Methods: This randomized, multicentre study assessed changes in BMD, bone turnover markers, and antiviral efficacy and safety in 73 virologically suppressed patients with osteopenia/osteoporosis taking a ritonavir-boosted PI plus abacavir/lamivudine who were randomized to switch from PI to dolutegravir (DOLU group, n  =   37) or continue with a PI (PI group, n  =   36). Clinical Trials: NCT02577042.

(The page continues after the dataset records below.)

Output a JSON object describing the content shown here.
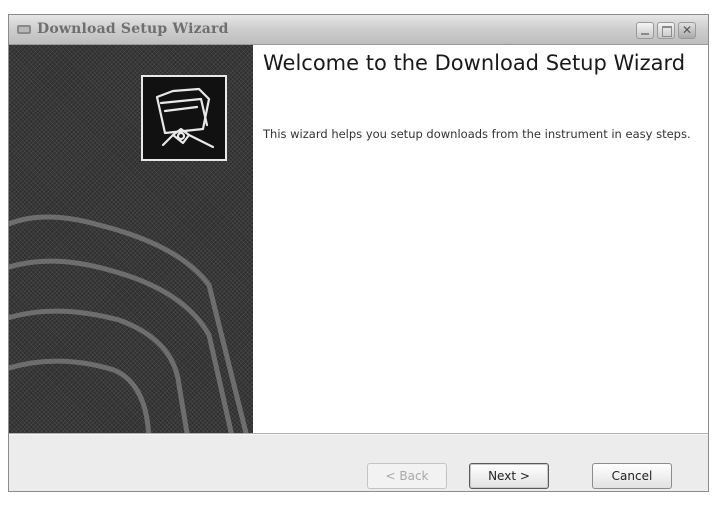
{
  "window": {
    "title": "Download Setup Wizard",
    "controls": {
      "minimize_icon": "minimize-icon",
      "maximize_icon": "maximize-icon",
      "close_icon": "close-icon",
      "close_glyph": "✕"
    }
  },
  "sidebar": {
    "icon": "folder-cable-icon",
    "background": "#2f2f2f"
  },
  "content": {
    "heading": "Welcome to the Download Setup Wizard",
    "description": "This wizard helps you setup downloads from the instrument in easy steps."
  },
  "buttons": {
    "back": "< Back",
    "next": "Next >",
    "cancel": "Cancel"
  }
}
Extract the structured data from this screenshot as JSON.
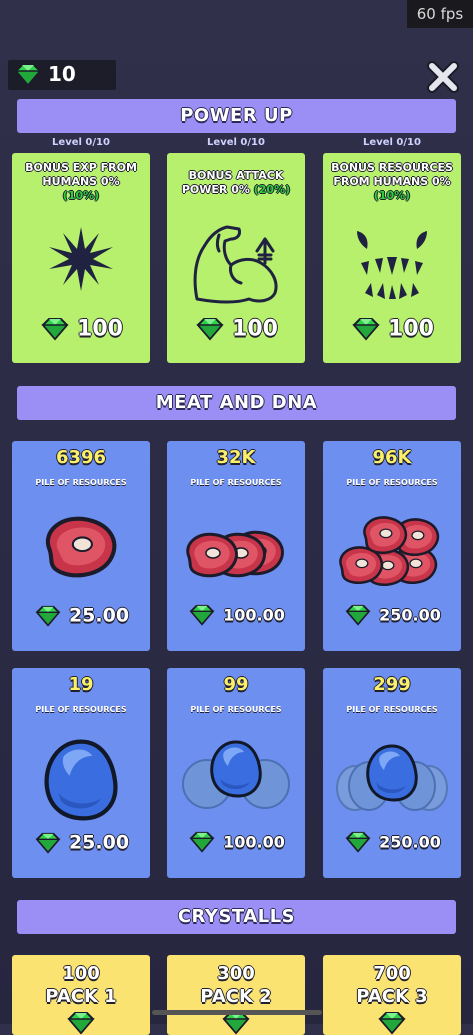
{
  "fps": "60 fps",
  "gems": "10",
  "sections": {
    "power_up": "POWER UP",
    "meat_dna": "MEAT AND DNA",
    "crystalls": "CRYSTALLS"
  },
  "power_ups": [
    {
      "level": "Level 0/10",
      "title": "BONUS EXP FROM HUMANS 0%",
      "bonus": "(10%)",
      "price": "100",
      "icon": "burst-icon"
    },
    {
      "level": "Level 0/10",
      "title": "BONUS ATTACK POWER 0%",
      "bonus": "(20%)",
      "price": "100",
      "icon": "muscle-arm-icon"
    },
    {
      "level": "Level 0/10",
      "title": "BONUS RESOURCES FROM HUMANS 0%",
      "bonus": "(10%)",
      "price": "100",
      "icon": "fangs-icon"
    }
  ],
  "resources": [
    {
      "amount": "6396",
      "label": "PILE OF RESOURCES",
      "price": "25.00",
      "icon": "meat-icon"
    },
    {
      "amount": "32K",
      "label": "PILE OF RESOURCES",
      "price": "100.00",
      "icon": "meat-stack-icon"
    },
    {
      "amount": "96K",
      "label": "PILE OF RESOURCES",
      "price": "250.00",
      "icon": "meat-pile-icon"
    },
    {
      "amount": "19",
      "label": "PILE OF RESOURCES",
      "price": "25.00",
      "icon": "dna-egg-icon"
    },
    {
      "amount": "99",
      "label": "PILE OF RESOURCES",
      "price": "100.00",
      "icon": "dna-egg-stack-icon"
    },
    {
      "amount": "299",
      "label": "PILE OF RESOURCES",
      "price": "250.00",
      "icon": "dna-egg-pile-icon"
    }
  ],
  "packs": [
    {
      "amount": "100",
      "name": "PACK 1"
    },
    {
      "amount": "300",
      "name": "PACK 2"
    },
    {
      "amount": "700",
      "name": "PACK 3"
    }
  ]
}
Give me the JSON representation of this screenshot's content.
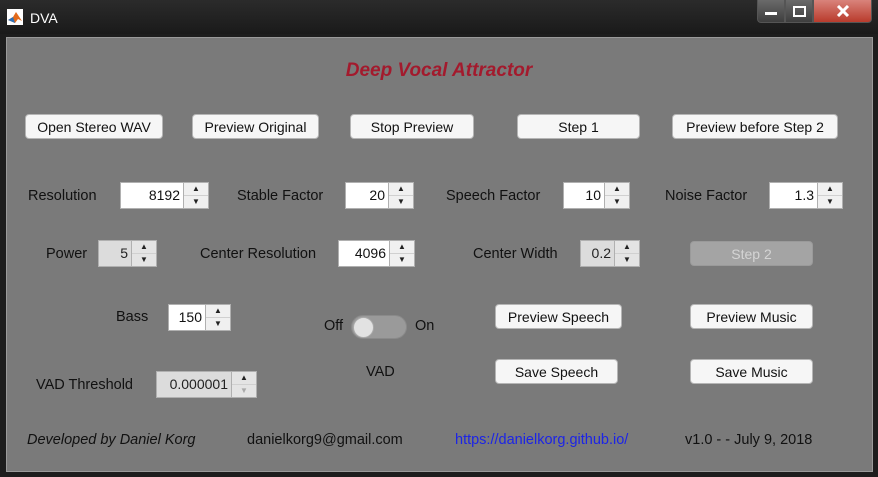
{
  "window": {
    "title": "DVA",
    "icon": "matlab-icon"
  },
  "heading": "Deep Vocal Attractor",
  "buttons": {
    "open_stereo": "Open Stereo WAV",
    "preview_original": "Preview Original",
    "stop_preview": "Stop Preview",
    "step1": "Step 1",
    "preview_before_step2": "Preview before Step 2",
    "step2": "Step 2",
    "preview_speech": "Preview Speech",
    "preview_music": "Preview Music",
    "save_speech": "Save Speech",
    "save_music": "Save Music"
  },
  "params": {
    "resolution": {
      "label": "Resolution",
      "value": "8192"
    },
    "stable_factor": {
      "label": "Stable Factor",
      "value": "20"
    },
    "speech_factor": {
      "label": "Speech Factor",
      "value": "10"
    },
    "noise_factor": {
      "label": "Noise Factor",
      "value": "1.3"
    },
    "power": {
      "label": "Power",
      "value": "5"
    },
    "center_resolution": {
      "label": "Center Resolution",
      "value": "4096"
    },
    "center_width": {
      "label": "Center Width",
      "value": "0.2"
    },
    "bass": {
      "label": "Bass",
      "value": "150"
    },
    "vad_threshold": {
      "label": "VAD Threshold",
      "value": "0.000001"
    }
  },
  "vad": {
    "off_label": "Off",
    "on_label": "On",
    "label": "VAD",
    "state": "off"
  },
  "footer": {
    "developer": "Developed by Daniel Korg",
    "email": "danielkorg9@gmail.com",
    "url": "https://danielkorg.github.io/",
    "version": "v1.0 - - July 9, 2018"
  },
  "colors": {
    "panel": "#7a7a7a",
    "heading": "#a31a2d",
    "link": "#1c24e6"
  }
}
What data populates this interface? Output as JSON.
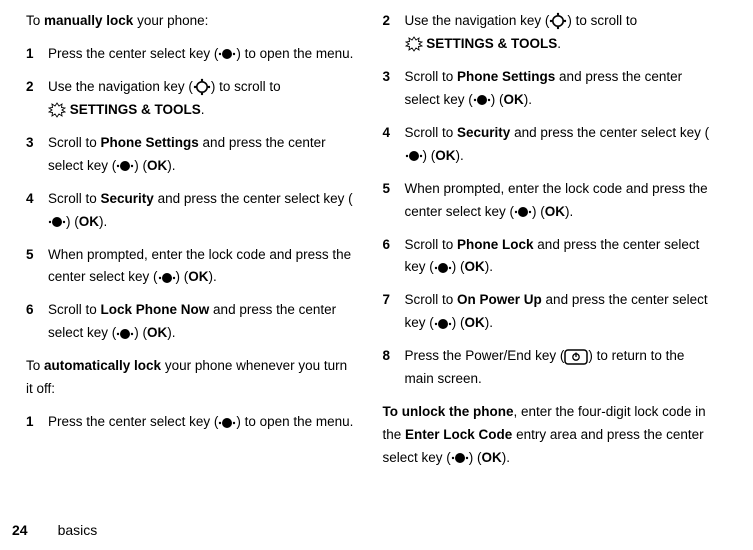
{
  "icons": {
    "center_key": "center-select-key",
    "nav_key": "navigation-key",
    "tools": "settings-tools",
    "end_key": "power-end-key"
  },
  "labels": {
    "ok": "OK",
    "settings_tools": "SETTINGS & TOOLS",
    "phone_settings": "Phone Settings",
    "security": "Security",
    "lock_phone_now": "Lock Phone Now",
    "phone_lock": "Phone Lock",
    "on_power_up": "On Power Up",
    "enter_lock_code": "Enter Lock Code"
  },
  "left": {
    "intro_pre": "To ",
    "intro_bold": "manually lock",
    "intro_post": " your phone:",
    "steps": {
      "s1_a": "Press the center select key (",
      "s1_b": ") to open the menu.",
      "s2_a": "Use the navigation key (",
      "s2_b": ") to scroll to ",
      "s2_c": ".",
      "s3_a": "Scroll to ",
      "s3_b": " and press the center select key (",
      "s3_c": ") (",
      "s3_d": ").",
      "s4_a": "Scroll to ",
      "s4_b": " and press the center select key (",
      "s4_c": ") (",
      "s4_d": ").",
      "s5_a": "When prompted, enter the lock code and press the center select key (",
      "s5_b": ") (",
      "s5_c": ").",
      "s6_a": "Scroll to ",
      "s6_b": " and press the center select key (",
      "s6_c": ") (",
      "s6_d": ")."
    },
    "outro_pre": "To ",
    "outro_bold": "automatically lock",
    "outro_post": " your phone whenever you turn it off:",
    "steps2": {
      "s1_a": "Press the center select key (",
      "s1_b": ") to open the menu."
    }
  },
  "right": {
    "steps": {
      "s2_a": "Use the navigation key (",
      "s2_b": ") to scroll to ",
      "s2_c": ".",
      "s3_a": "Scroll to ",
      "s3_b": " and press the center select key (",
      "s3_c": ") (",
      "s3_d": ").",
      "s4_a": "Scroll to ",
      "s4_b": " and press the center select key (",
      "s4_c": ") (",
      "s4_d": ").",
      "s5_a": "When prompted, enter the lock code and press the center select key (",
      "s5_b": ") (",
      "s5_c": ").",
      "s6_a": "Scroll to ",
      "s6_b": " and press the center select key (",
      "s6_c": ") (",
      "s6_d": ").",
      "s7_a": "Scroll to ",
      "s7_b": " and press the center select key (",
      "s7_c": ") (",
      "s7_d": ").",
      "s8_a": "Press the Power/End key (",
      "s8_b": ") to return to the main screen."
    },
    "unlock_bold": "To unlock the phone",
    "unlock_a": ", enter the four-digit lock code in the ",
    "unlock_b": " entry area and press the center select key (",
    "unlock_c": ") (",
    "unlock_d": ")."
  },
  "footer": {
    "page": "24",
    "section": "basics"
  },
  "numbers": {
    "n1": "1",
    "n2": "2",
    "n3": "3",
    "n4": "4",
    "n5": "5",
    "n6": "6",
    "n7": "7",
    "n8": "8"
  }
}
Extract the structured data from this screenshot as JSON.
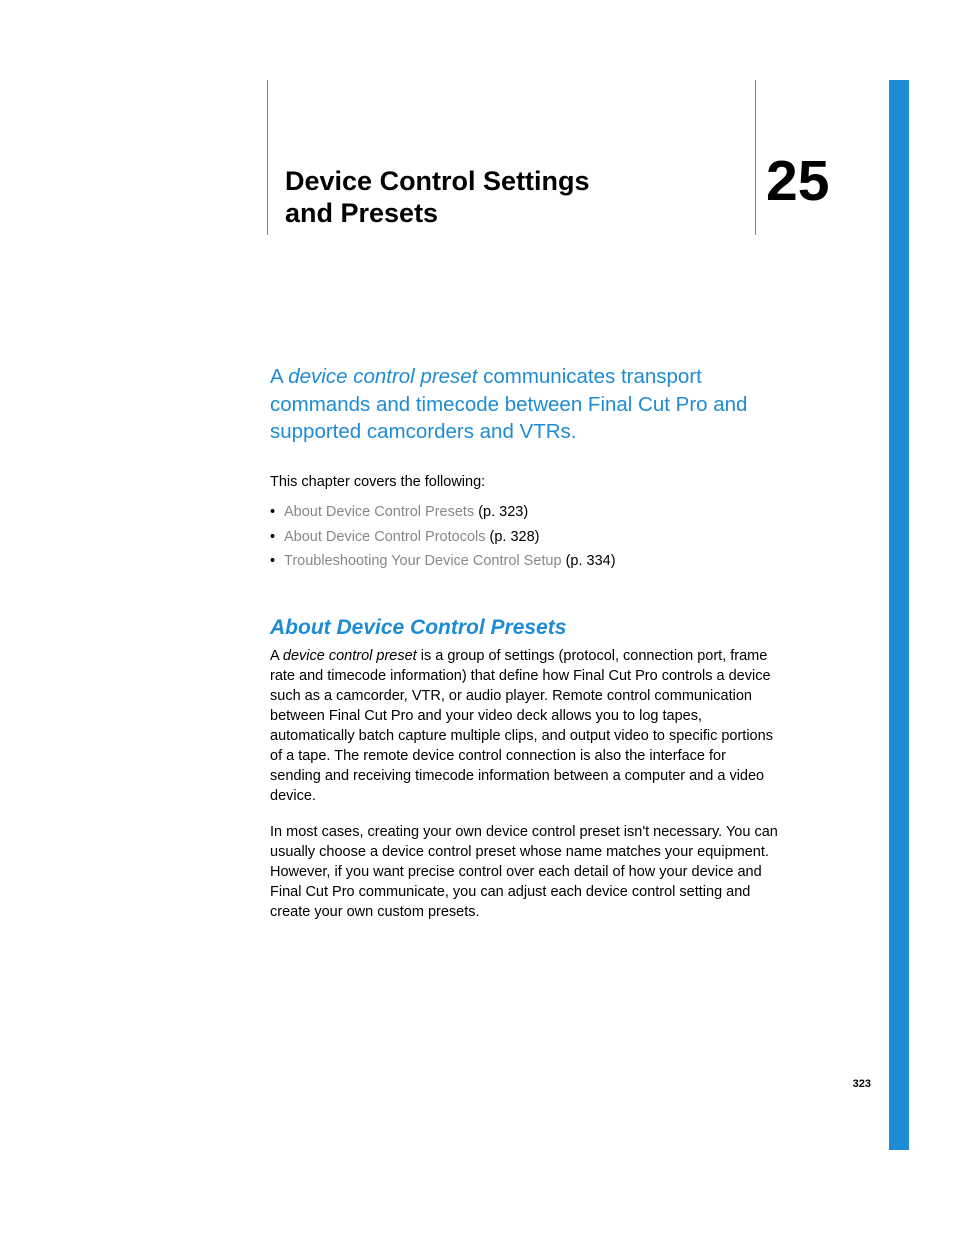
{
  "chapter": {
    "title_line1": "Device Control Settings",
    "title_line2": "and Presets",
    "number": "25"
  },
  "intro": {
    "prefix": "A ",
    "italic_term": "device control preset",
    "suffix": " communicates transport commands and timecode between Final Cut Pro and supported camcorders and VTRs."
  },
  "covers_label": "This chapter covers the following:",
  "toc": [
    {
      "link": "About Device Control Presets",
      "page": " (p. 323)"
    },
    {
      "link": "About Device Control Protocols",
      "page": " (p. 328)"
    },
    {
      "link": "Troubleshooting Your Device Control Setup",
      "page": " (p. 334)"
    }
  ],
  "section": {
    "heading": "About Device Control Presets",
    "para1_prefix": "A ",
    "para1_italic": "device control preset",
    "para1_suffix": " is a group of settings (protocol, connection port, frame rate and timecode information) that define how Final Cut Pro controls a device such as a camcorder, VTR, or audio player. Remote control communication between Final Cut Pro and your video deck allows you to log tapes, automatically batch capture multiple clips, and output video to specific portions of a tape. The remote device control connection is also the interface for sending and receiving timecode information between a computer and a video device.",
    "para2": "In most cases, creating your own device control preset isn't necessary. You can usually choose a device control preset whose name matches your equipment. However, if you want precise control over each detail of how your device and Final Cut Pro communicate, you can adjust each device control setting and create your own custom presets."
  },
  "page_number": "323"
}
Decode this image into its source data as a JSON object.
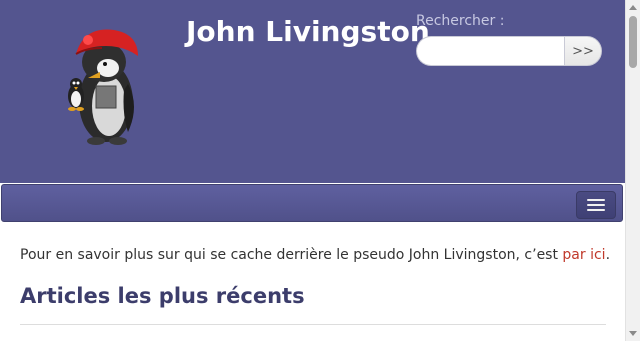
{
  "header": {
    "site_title": "John Livingston",
    "logo_icon": "penguin-mascot-icon"
  },
  "search": {
    "label": "Rechercher :",
    "value": "",
    "placeholder": "",
    "button_label": ">>"
  },
  "navbar": {
    "menu_icon": "hamburger-menu-icon"
  },
  "content": {
    "intro_text": "Pour en savoir plus sur qui se cache derrière le pseudo John Livingston, c’est ",
    "intro_link": "par ici",
    "intro_end": ".",
    "section_title": "Articles les plus récents"
  },
  "colors": {
    "header_bg": "#54558f",
    "link": "#c0392b",
    "heading": "#3c3d6b"
  }
}
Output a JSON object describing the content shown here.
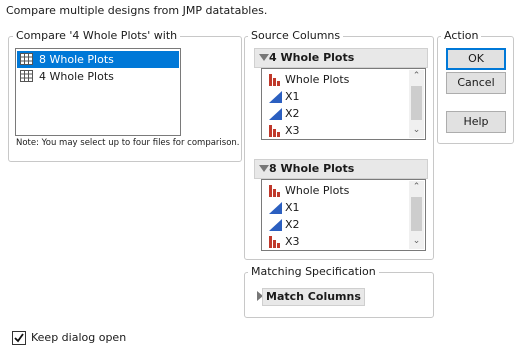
{
  "header": {
    "description": "Compare multiple designs from JMP datatables."
  },
  "compare_group": {
    "legend": "Compare '4 Whole Plots' with",
    "items": [
      {
        "label": "8 Whole Plots",
        "selected": true
      },
      {
        "label": "4 Whole Plots",
        "selected": false
      }
    ],
    "note": "Note: You may select up to four files for comparison."
  },
  "source_columns": {
    "legend": "Source Columns",
    "panels": [
      {
        "title": "4 Whole Plots",
        "columns": [
          {
            "label": "Whole Plots",
            "icon": "nominal-bar-icon"
          },
          {
            "label": "X1",
            "icon": "continuous-triangle-icon"
          },
          {
            "label": "X2",
            "icon": "continuous-triangle-icon"
          },
          {
            "label": "X3",
            "icon": "nominal-bar-icon"
          }
        ]
      },
      {
        "title": "8 Whole Plots",
        "columns": [
          {
            "label": "Whole Plots",
            "icon": "nominal-bar-icon"
          },
          {
            "label": "X1",
            "icon": "continuous-triangle-icon"
          },
          {
            "label": "X2",
            "icon": "continuous-triangle-icon"
          },
          {
            "label": "X3",
            "icon": "nominal-bar-icon"
          }
        ]
      }
    ]
  },
  "matching": {
    "legend": "Matching Specification",
    "button": "Match Columns"
  },
  "action": {
    "legend": "Action",
    "ok": "OK",
    "cancel": "Cancel",
    "help": "Help"
  },
  "keep_open": {
    "label": "Keep dialog open",
    "checked": true
  },
  "colors": {
    "selection": "#0078d7",
    "nominal": "#c0392b",
    "continuous": "#2b5fc0"
  }
}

Results: One and three patients from the DOLU and PI groups, respectively, withdrew prematurely (unrelated to treatment). At 48 weeks, 97.3% versus 91.7%, respectively, maintained viral suppression (snapshot analysis, ITT, M = F). No significant differences were seen between the groups in percentage change from baseline to week 48 in femoral ( P  =   0.56) and lumbar spine ( P  =   0.29) BMD, although lumbar spine BMD improved by 1.43% (-1.36; 2.92) in the DOLU group [0.12% (-2.83; 2.89) in the PI group]. Bone marker values did not vary significantly. At week 48, triglycerides were lower ( P  <   0.001) and HDL cholesterol higher ( P  =   0.027) in the DOLU group.

Conclusions: Dolutegravir + Kivexa ® was safe and well-tolerated in virologically suppressed patients receiving a PI-based regimen. The lipid profile was better, albeit without significant changes in BMD, probably because of the short follow-up.